[Zope] searching and serving large textfiles ~120 Mb

Paul Winkler pw_lists at slinkp.com
Fri Dec 5 10:48:25 EST 2003


On Fri, Dec 05, 2003 at 10:31:08AM +0100, Sebastian Krollmann wrote:
> Hi zopistas,
> 
> I need to access large textfiles (~120Mb) from zope. I know the python lager
> file support and that it is better to keep large files out of the ZODB.
> I have to do a full text search on these files residing in a folder hierachy
> on the server, show their content around the location of the found string
> and allow scrolling in that files source from zope.
> 
> Has anybody done something similar to this with that lager files and would
> share his experiences?
> Are there any do's and don'ts or best ways to do it?

I think you will find that serving a 120 mb object through zope
will cripple your performance. Zope is reeeeallly slow with large
chunks of data.
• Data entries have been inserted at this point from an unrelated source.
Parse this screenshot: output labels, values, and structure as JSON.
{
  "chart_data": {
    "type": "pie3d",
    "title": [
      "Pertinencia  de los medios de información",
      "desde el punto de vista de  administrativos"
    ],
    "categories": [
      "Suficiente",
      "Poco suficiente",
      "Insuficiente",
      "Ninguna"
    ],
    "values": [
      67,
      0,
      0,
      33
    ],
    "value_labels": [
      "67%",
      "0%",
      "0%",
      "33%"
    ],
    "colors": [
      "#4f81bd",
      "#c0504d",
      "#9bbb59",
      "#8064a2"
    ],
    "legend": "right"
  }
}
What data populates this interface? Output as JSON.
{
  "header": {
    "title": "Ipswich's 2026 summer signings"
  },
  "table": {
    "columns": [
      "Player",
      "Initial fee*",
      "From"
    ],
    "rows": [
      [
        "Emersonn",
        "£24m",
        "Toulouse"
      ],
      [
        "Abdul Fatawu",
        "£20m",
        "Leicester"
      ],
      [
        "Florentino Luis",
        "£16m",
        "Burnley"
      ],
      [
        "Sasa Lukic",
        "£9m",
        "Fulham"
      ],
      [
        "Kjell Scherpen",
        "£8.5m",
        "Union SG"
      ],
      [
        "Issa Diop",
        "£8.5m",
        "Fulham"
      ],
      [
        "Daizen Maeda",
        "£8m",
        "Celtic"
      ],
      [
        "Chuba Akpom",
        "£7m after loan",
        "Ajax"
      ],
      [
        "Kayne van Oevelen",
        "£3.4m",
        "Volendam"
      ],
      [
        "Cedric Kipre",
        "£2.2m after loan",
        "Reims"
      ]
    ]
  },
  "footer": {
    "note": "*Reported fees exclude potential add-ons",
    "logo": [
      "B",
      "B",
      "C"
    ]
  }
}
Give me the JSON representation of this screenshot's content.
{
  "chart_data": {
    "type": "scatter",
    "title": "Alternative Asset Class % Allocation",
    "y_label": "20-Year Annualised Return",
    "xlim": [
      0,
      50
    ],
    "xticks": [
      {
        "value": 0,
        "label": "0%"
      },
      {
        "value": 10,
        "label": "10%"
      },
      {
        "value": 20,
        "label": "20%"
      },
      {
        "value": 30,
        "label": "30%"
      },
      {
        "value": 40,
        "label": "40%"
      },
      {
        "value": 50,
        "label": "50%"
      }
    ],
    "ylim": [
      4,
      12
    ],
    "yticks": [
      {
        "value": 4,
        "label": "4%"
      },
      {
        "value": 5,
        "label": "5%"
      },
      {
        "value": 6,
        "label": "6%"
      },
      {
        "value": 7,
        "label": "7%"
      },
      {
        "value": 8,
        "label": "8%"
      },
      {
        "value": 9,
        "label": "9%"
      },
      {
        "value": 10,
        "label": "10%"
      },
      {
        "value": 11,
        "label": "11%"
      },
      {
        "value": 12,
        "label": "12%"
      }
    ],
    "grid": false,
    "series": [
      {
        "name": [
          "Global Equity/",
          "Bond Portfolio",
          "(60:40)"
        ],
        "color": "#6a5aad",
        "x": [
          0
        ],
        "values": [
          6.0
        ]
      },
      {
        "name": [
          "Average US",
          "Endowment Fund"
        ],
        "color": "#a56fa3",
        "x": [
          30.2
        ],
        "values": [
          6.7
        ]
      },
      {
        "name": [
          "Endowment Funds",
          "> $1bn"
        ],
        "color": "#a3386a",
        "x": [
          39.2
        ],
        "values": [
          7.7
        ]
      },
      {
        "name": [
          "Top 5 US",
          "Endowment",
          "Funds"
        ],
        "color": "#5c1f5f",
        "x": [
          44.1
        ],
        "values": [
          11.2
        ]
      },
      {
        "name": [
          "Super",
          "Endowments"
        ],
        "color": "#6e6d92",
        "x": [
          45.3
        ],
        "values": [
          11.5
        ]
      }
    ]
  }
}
A couple of concurrent downloads of 100 MB files
can cause your site to crawl for all users.

However, there are a couple of ways you could store and index the
text files in zope but avoid having the users hit zope to
download them.  


I'm experimenting with FSCacheManager (downloadable 
from cvs on collective.sf.net) which does
"funky caching" in conjunction with an apache rule. 
Apache tries to serve the file directly
from the filesystem. If it doesn't exist, apache then forwards
the request to zope.  The FSCacheManager causes the file to
be stored to the filesystem each time it's hit in zope.
Once a file is on the filesystem, zope won't see further requests
for it.  This works fine and it's very easy to set up.
The big limitation is that, once the file is on the filesystem,
it's available to all ... zope authorization is never checked 
again. Also you can't really control life of the cache but
that may not be an issue.

You could do something similar with Squid filesystem cacheing,
which IIRC can be configured to request authorization from zope
each time someone downloads the file, and clean out the
cache according to some policy.

Of course, you'll need a lot of disk space either way, 
but who cares?

In either case, the first download will still be slow
but you can prevent that by using wget or similar to
"prime" the cache during off-hours.

-- 

Paul Winkler
http://www.slinkp.com
Look! Up in the sky! It's FLYING ACTION HERO!